[Bug report] fence.i may cause the CPU to hang under some conditions
flaviens opened this issue · 5 comments
Hi there!
I think I found a bug (using the brand new Cascade fuzzer) in EL2.
Looking at the reduced ELFs, it looks like it is due to a fence.i
placed after branches.
In this zip, you'll find reduced test cases and their dumps for convenience.
bug_diff.zip
In the image, left is smallest buggy, right is largest non-buggy.
I'm using the AHB config. There's also a possibility that my parameters are wrong, I'm absolutely not familiar with this core at the moment. Can you please try to reproduce?
Thanks!
any more details?
I was able to simulate the buggy code:
core went to address 0 after fence.i : (that shouldn't happen! Need to see what's wrong in RTL )
272 : s7=93d9de2b ; nbL
275 : #48 0 800000bc 4d5481ef gp=800000c0 ; jal gp,0x80048d90
280 : #49 0 80048d90 b0a35f63 ; bge t1,a0,0x800480ae
286 : #50 0 80048d94 783190e3 ; bne gp,gp,0x80049d14
292 : #51 0 80048d98 00019b0f ; fence.i
302 : #52 0 00000000 00000000 ; .short 0
309 : #53 0 00000000 00000000 ; .short 0
316 : #54 0 00000000 00000000 ; .short 0
since this is invalid instruction at address 0 , CPU takes exception. mtvec is not programed and has reset value of 0 causing CPU to go to address 0 again and thus the core is looping at address 0.
More update:
00019b0f is NOT fence.i, but unimplemented opcode for EL2 - so the CPU takes exception on it.

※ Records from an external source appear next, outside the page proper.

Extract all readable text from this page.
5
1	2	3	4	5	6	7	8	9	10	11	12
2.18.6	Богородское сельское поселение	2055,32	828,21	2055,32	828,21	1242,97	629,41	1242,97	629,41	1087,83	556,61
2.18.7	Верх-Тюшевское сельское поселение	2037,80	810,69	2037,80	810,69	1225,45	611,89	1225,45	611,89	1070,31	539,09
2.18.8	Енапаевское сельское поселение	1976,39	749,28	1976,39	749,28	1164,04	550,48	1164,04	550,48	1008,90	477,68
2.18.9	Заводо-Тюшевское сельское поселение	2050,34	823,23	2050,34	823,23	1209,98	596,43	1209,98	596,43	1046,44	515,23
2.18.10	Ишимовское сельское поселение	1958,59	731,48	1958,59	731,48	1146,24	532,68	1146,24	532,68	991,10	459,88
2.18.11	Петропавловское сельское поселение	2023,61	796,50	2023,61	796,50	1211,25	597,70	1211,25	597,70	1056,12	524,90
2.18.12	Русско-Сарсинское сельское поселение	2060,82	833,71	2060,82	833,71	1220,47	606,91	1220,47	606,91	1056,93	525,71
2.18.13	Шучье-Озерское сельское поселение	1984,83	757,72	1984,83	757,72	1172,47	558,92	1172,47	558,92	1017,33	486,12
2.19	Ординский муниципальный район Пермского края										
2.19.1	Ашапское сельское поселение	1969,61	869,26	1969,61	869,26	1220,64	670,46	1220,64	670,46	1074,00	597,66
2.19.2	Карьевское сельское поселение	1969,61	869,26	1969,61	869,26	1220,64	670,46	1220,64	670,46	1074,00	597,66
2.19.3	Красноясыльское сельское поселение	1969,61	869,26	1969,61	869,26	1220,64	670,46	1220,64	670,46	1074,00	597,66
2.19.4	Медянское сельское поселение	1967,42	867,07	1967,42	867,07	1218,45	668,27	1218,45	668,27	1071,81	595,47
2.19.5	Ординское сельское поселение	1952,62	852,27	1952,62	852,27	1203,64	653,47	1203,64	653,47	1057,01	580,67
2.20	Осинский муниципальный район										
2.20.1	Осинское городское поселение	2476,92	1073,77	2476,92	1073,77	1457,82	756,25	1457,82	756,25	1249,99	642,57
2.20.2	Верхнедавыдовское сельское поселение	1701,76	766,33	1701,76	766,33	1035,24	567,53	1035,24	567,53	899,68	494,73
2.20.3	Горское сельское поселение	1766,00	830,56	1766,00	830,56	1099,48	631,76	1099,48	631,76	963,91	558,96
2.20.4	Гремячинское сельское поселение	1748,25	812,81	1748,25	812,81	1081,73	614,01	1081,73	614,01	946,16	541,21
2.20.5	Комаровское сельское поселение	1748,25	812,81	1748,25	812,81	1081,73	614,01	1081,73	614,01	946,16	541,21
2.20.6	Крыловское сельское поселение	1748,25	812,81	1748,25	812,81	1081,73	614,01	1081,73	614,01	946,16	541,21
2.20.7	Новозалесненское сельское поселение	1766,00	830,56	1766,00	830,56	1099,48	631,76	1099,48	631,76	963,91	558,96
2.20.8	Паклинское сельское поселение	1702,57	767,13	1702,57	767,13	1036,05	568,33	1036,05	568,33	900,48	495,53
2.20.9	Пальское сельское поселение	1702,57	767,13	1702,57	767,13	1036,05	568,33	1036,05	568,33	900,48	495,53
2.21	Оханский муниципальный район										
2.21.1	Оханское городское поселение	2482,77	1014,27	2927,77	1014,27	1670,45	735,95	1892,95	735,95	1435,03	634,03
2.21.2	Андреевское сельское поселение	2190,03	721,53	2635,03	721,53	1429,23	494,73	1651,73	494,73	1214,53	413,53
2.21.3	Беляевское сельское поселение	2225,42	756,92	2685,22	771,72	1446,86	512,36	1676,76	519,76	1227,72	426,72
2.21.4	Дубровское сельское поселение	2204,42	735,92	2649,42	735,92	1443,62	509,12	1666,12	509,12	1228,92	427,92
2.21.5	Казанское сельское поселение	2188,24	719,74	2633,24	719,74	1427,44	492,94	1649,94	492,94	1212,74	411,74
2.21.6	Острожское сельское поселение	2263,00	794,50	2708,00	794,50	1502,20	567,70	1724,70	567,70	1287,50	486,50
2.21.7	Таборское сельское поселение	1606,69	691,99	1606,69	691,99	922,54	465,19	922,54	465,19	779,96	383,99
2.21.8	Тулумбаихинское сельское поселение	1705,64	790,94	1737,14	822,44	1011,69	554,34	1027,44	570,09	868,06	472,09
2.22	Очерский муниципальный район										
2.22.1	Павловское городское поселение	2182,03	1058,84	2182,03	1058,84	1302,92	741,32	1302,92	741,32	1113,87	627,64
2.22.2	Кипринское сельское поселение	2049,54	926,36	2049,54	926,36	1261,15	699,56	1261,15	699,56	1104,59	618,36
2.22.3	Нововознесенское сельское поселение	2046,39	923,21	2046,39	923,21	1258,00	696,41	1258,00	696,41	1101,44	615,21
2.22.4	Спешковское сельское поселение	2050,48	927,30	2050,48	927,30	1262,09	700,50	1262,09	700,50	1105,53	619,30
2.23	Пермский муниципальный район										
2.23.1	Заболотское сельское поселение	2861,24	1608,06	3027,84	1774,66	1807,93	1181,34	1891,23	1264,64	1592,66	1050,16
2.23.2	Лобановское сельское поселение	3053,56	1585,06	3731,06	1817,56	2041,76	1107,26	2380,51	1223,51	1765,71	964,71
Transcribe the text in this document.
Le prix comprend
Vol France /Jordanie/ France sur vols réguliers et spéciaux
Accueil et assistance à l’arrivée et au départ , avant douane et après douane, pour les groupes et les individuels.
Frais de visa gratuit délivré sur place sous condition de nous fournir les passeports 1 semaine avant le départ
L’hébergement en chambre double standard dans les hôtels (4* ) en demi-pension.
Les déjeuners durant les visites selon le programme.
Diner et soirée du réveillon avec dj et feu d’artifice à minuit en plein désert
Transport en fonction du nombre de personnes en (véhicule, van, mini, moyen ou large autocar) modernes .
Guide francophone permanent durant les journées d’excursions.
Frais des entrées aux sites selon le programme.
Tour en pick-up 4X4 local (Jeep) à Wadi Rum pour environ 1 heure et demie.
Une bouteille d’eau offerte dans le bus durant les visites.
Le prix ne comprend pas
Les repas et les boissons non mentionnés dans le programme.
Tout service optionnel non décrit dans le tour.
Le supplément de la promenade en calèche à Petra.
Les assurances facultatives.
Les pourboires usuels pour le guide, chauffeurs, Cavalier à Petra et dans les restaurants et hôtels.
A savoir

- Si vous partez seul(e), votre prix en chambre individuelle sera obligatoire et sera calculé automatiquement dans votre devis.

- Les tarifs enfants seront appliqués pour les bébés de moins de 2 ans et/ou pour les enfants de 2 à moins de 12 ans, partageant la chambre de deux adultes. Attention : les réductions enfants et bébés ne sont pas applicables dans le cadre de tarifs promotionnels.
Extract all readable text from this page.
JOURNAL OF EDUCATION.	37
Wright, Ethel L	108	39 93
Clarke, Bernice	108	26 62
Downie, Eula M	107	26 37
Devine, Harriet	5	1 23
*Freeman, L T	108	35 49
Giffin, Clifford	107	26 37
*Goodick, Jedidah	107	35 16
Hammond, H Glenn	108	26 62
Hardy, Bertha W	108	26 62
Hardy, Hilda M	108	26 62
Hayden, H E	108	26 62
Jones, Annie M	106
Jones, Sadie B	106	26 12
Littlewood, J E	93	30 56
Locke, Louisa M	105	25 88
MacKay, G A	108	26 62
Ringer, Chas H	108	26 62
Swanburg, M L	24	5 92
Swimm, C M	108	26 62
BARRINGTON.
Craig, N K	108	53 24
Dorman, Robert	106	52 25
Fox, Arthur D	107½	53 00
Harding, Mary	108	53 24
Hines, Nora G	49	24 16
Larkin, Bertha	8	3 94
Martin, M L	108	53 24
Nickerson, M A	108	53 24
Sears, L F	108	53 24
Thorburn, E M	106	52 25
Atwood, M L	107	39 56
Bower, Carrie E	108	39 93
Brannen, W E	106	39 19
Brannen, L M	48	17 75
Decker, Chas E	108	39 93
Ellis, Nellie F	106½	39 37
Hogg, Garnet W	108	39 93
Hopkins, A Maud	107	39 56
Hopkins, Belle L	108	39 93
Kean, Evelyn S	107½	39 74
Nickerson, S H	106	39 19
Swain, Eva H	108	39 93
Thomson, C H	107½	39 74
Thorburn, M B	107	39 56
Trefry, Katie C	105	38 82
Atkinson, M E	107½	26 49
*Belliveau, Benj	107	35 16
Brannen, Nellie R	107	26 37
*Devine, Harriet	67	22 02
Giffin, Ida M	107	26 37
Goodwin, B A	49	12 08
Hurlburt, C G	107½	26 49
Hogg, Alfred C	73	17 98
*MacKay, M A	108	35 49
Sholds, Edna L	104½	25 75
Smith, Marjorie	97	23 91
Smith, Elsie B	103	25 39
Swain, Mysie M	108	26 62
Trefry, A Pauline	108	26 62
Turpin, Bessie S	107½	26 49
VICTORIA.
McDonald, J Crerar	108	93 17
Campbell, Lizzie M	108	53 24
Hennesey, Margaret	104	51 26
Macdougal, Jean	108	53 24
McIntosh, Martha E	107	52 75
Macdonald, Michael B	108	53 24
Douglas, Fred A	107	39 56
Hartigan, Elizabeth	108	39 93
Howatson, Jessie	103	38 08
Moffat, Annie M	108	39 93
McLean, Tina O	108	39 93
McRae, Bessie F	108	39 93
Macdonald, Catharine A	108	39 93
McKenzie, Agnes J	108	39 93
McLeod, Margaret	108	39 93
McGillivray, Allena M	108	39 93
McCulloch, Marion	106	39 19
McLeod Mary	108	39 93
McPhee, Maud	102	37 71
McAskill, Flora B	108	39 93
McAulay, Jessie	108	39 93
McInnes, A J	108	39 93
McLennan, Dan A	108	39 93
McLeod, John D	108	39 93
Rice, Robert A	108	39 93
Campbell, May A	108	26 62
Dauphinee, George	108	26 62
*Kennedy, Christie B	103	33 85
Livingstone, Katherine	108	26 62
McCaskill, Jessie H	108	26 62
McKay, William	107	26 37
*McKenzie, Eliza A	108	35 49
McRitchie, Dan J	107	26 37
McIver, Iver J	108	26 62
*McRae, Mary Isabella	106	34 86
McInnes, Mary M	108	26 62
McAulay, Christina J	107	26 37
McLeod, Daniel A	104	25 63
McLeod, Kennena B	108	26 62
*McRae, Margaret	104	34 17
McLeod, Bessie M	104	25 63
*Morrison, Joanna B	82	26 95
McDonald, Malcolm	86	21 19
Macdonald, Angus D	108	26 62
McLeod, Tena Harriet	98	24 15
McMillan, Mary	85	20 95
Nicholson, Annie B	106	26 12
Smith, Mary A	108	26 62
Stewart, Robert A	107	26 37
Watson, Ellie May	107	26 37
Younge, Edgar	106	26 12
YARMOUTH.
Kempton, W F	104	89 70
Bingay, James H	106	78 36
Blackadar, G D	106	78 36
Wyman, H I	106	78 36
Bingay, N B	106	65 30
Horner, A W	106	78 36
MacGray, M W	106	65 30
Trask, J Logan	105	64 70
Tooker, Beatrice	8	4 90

fence.i opcode is 0000100f.
dasm in TB does not decode all the bits in opcode :
it takes in account only bits 6:0 and 12, assuming that only valid opcodes are in the tests binaries,
I would suggest TB to print that the core took exception/interrupt in the exec.log to make easier to debug such problems ...
Core trace port provides indications what interrupt or exception was taken ....
So actually opcode 0x00019b0f
is fence.i
but with non-zero supplementary arguments. RISC-V spec allows both fence
and fence.i
to have arguments and those are neither decoded nor utilized by VeeR.
The instruction decoder assumes that all those arguments are zero. With the PR #138 I updated it so that it allows them to have non-zero values. With that VeeR defaults to the most generic behavior of the instructions by ignoring the arguments and does not execute any exception. This is sanctioned by the spec.